Synthesis and characterization of dimethyl 6-bromo-2H-chromene-2,3-dicarboxylate: thermodynamic and kinetics investigations by computational and experimental studies

Abstract

Modern society is dependent on synthetic chromene derivatives for use as drugs, including anticancer drugs, and for their biological activities. For this reason, the kinetics and synthesis of these compounds have attracted considerable attention, facilitating further developments and approaches for their synthesis.

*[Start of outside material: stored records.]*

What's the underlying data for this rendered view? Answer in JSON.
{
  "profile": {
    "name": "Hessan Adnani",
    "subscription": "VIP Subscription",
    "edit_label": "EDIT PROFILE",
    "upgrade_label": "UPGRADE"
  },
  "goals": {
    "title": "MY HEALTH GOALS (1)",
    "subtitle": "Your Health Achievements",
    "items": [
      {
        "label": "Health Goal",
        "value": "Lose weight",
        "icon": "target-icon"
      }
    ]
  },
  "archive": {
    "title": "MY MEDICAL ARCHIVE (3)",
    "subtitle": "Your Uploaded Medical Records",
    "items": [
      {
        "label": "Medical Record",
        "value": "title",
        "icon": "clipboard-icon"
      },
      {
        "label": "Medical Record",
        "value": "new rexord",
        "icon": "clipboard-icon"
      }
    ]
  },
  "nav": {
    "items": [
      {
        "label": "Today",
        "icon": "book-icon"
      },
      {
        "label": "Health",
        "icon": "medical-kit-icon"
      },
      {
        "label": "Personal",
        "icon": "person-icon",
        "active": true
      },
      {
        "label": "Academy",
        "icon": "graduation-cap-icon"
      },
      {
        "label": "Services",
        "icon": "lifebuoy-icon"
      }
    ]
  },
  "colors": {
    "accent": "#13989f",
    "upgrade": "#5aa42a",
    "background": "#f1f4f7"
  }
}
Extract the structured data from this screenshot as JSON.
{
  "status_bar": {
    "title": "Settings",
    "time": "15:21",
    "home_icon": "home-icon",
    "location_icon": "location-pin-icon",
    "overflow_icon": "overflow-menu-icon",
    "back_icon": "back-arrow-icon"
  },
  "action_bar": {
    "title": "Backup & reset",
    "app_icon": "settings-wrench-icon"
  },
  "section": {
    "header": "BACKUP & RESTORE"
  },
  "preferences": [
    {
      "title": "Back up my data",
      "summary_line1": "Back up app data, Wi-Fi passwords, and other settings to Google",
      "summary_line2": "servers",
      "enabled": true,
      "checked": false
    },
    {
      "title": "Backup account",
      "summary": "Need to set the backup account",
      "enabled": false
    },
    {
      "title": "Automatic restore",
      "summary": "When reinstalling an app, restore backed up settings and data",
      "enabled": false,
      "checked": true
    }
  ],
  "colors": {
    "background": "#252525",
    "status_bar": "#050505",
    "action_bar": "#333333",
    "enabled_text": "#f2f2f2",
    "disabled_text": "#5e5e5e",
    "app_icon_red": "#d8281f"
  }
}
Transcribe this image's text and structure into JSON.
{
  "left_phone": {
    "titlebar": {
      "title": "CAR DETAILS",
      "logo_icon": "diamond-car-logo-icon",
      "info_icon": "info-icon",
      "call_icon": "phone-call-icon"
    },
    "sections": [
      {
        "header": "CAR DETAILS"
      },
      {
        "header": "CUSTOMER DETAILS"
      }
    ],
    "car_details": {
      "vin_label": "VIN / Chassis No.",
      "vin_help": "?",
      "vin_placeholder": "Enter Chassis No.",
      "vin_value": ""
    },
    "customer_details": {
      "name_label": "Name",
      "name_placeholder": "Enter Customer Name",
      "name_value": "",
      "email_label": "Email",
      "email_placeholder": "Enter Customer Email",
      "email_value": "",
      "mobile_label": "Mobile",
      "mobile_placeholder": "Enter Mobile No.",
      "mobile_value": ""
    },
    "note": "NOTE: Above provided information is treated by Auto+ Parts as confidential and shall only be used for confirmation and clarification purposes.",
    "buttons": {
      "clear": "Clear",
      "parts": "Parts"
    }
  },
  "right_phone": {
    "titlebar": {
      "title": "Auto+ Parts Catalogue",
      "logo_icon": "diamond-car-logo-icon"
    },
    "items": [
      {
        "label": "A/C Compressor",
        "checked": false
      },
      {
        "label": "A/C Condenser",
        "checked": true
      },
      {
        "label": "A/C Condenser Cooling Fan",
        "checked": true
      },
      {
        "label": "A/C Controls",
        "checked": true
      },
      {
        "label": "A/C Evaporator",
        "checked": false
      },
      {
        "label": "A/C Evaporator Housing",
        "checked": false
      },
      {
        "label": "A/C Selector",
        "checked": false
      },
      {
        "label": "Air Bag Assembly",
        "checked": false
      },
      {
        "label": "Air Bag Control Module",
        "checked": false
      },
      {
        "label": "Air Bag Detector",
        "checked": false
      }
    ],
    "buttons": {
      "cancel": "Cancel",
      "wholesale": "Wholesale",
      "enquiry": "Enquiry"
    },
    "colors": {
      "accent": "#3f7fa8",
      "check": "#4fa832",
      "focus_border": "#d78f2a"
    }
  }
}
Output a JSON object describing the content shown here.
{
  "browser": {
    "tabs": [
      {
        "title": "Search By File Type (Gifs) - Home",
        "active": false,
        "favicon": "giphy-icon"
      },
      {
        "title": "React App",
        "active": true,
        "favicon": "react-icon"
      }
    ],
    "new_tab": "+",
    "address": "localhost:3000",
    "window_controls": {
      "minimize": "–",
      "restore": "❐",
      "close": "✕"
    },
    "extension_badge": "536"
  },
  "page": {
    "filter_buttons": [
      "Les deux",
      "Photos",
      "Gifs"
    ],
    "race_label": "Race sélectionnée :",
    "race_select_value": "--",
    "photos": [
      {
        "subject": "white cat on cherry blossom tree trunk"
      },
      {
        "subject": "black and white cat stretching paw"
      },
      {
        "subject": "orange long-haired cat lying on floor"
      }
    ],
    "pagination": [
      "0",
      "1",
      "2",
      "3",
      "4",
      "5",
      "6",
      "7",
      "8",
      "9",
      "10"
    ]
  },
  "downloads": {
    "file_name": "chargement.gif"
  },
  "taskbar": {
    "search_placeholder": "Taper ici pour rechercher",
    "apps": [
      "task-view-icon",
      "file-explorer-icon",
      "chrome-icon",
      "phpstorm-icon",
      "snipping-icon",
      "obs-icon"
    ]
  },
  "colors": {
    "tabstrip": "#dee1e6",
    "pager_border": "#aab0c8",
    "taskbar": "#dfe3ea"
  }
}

In this study, dimethyl 6-bromo-2H-chromene-2,3-dicarboxylate (4) was synthesized via the reaction between triphenylphosphine (1), dimethyl acetylenedicarboxylate (2) and 5-bromo-2-hydroxybenzaldehyde acid (3) in the presence of dichloromethane, and it was then characterized using IR, ¹H, ¹³C, and ³¹P NMR. The kinetics and mechanism of the reaction were theoretically and experimentally investigated using the stopped-flow and UV-vis spectrophotometry approaches. The reaction mechanism involved a number of steps, starting with the fast reaction between reactants 1 and 2 to generate I₁, and this step was investigated using stopped-flow apparatus. The consumption of the intermediate 1 (I₁) and 3 was studied using a UV-vis technique and it was found to follow a first-order kinetics. The partial order of compound 3 was determined to be zero and had no effect on the rate of the reaction. The kinetics data showed that step₄ of the proposed mechanism was the rate-determining step. Investigations of the consumption of I₁ at different temperatures allowed the activation parameters to be specified with respect to the slowest step of the proposed mechanism using two linearized forms of the Eyring equation. From the temperature, concentration, and solvent studies, the activation energy (E_a = 61.30 kJ mol⁻¹) and the related activation parameters (ΔG^‡ = 78.42 ± 4.61 kJ mol⁻¹, ΔS^‡ = −67.09 ± 7.96 J mol⁻¹ and ΔH^‡ = 58.88 ± 2.34 kJ mol⁻¹) were calculated. Theoretical investigations were performed for further understanding the proposed mechanism at the B3LYP/6-31++g(d,p) and M06/6-31++g(d,p) levels. The theoretical and experimental data indicated that the rate of the overall reaction was second-order, and depended on the concentrations of compounds 1 and 2. The proposed mechanism was confirmed with the observed kinetics data obtained from the computational and experimental studies.